Veracity of Data: From Truth Discovery Computation Algorithms to Models of Misinformation Dynamics (Synthesis Lectures on Data Management)
Laure Berti-Équille, Javier Borge-Holthoefer
In the Web, a massive amount of user-generated contents are available through various channels (e.g., texts, tweets, Web tables, databases, multimedia-sharing platforms, etc.). Conflicting information, rumors, erroneous and fake contents can be easily spread across multiple sources, making it hard to distinguish between what is true and what is not. This monograph gives an overview of fundamental issues and recent contributions for ascertaining the veracity of data in the era of Big Data. The text is organized into six chapters, focusing on structured data extracted from texts. Chapter One introduces the problem of ascertaining the veracity of data in a multi-source and evolving context. Issues related to information extraction are presented in chapter Two. It is followed by practical techniques for evaluating data source reputation and authoritativeness in Chapter Three, including a review of the main models and Bayesian approaches of trust management. Current truth discovery computation algorithms are presented in details in Chapter Four.
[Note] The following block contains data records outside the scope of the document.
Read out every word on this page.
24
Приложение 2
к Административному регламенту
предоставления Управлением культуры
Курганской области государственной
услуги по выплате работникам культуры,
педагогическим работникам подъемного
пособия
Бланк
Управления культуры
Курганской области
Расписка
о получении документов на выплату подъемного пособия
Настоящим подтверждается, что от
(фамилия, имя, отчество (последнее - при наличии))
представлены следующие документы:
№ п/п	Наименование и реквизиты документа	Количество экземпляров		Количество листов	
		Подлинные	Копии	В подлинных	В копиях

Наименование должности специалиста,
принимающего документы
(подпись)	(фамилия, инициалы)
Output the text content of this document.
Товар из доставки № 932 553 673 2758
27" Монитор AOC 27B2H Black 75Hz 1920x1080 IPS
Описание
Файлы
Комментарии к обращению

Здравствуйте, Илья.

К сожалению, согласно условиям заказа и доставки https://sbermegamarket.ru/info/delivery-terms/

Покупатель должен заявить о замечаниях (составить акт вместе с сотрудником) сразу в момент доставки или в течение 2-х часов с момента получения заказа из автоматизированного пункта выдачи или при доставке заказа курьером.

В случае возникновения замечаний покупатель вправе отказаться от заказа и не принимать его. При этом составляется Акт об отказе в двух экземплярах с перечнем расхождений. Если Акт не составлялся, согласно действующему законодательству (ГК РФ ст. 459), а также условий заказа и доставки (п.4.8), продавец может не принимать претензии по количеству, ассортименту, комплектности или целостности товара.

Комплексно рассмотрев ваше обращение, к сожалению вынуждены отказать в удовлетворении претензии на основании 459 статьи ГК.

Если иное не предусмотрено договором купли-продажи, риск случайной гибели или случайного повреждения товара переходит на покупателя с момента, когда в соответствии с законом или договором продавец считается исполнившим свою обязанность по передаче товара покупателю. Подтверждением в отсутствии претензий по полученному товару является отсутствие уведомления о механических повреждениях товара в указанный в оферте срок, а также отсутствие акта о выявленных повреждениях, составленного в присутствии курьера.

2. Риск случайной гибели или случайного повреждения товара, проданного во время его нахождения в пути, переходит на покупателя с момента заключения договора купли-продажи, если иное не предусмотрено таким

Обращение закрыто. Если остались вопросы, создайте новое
The theoretical foundations and various approaches for modeling diffusion phenomenon of misinformation spreading in networked systems is studied in Chapter Five. Finally, truth discovery computation from extracted data in a dynamic context of misinformation propagation raises interesting challenges that are explored in Chapter Six. Supplementary material including source codes, datasets, and slides are offered online. This text is intended for a seminar course at the graduate level. It is also to serve as a useful resource for researchers and practitioners who are interested in the study of fact-checking, truth discovery or rumor spreading.